An appeals judgment on the charitable trust status of the industrial noise lobby group Waubra Foundation said it was not necessary for the AAT to draw conclusions as to the precise nature of the annoyance or how it arose.
It accepted that “conducting, supporting and advocating for further research or engaging in awareness-raising activities could be properly characterised as activities promoting the prevention or control of diseases”.
However, the AAT said it did not follow that the Waubra Foundation’s other activities, in particular its responses to requests for information, its support and assistance to those complaining of the perceived effects of wind farm sound, and its participation in litigation were also to be regarded as the promotion for the prevention or control of diseases.
As a result, the AAT upheld an earlier judgment which effectively stripped the Waubra Foundation of its tax deductible status.
Waubra Foundation chief executive Sarah Laurie said the group was considering its options.
The AAT heard evidence about the state of scientific knowledge on the possible health impacts of turbines. It did not attempt to solve the issue or rule on whether annoyance may be caused by sound which is not audible (infrasound).

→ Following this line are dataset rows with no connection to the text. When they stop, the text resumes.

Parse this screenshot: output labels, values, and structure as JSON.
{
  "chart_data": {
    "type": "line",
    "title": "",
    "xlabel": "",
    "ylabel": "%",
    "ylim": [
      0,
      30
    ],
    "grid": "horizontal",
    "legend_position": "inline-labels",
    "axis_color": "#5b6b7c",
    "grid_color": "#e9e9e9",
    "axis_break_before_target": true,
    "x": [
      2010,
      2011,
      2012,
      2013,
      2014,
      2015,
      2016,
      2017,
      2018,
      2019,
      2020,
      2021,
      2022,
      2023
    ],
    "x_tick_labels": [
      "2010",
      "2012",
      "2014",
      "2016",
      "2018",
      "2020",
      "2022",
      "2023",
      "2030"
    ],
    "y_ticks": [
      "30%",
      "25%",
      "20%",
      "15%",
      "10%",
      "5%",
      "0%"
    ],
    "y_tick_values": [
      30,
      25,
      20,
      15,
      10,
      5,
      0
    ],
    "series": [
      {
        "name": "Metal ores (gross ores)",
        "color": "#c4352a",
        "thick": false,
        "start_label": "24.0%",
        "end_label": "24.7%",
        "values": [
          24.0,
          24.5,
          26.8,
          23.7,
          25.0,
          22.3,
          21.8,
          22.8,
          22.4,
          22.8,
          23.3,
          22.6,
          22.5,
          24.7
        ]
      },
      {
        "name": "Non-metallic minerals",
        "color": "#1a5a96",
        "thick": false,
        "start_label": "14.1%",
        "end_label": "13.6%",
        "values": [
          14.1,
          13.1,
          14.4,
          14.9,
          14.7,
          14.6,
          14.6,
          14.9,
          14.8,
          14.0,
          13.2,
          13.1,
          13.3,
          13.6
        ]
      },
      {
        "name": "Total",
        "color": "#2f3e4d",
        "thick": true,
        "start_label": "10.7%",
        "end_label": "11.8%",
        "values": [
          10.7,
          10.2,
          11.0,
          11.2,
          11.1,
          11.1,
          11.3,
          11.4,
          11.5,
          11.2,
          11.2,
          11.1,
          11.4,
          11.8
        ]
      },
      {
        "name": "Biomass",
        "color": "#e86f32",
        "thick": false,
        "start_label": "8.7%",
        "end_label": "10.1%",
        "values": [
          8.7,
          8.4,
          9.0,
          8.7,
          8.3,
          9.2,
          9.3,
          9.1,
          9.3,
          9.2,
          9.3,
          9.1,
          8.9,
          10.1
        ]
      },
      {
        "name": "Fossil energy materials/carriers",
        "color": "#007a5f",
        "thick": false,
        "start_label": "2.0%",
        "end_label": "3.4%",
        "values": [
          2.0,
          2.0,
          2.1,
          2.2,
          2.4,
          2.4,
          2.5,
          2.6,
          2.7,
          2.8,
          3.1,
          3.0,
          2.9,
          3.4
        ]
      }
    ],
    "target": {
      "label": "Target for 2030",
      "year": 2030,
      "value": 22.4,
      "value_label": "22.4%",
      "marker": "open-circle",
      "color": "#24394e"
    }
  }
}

“That is something which we expect will be the subject of further study,” the AAT said. “For our purposes, it is sufficient that annoyance is produced, and it appears that it may be associated with adverse health outcomes.
“An identification of the causes of that annoyance may allow it to be reduced or mitigated and adverse health outcomes to be reduced or avoided.”
The AAT said it regarded as significant that the National Health and Medical Research Council had provided $3.3 million to investigate the issue.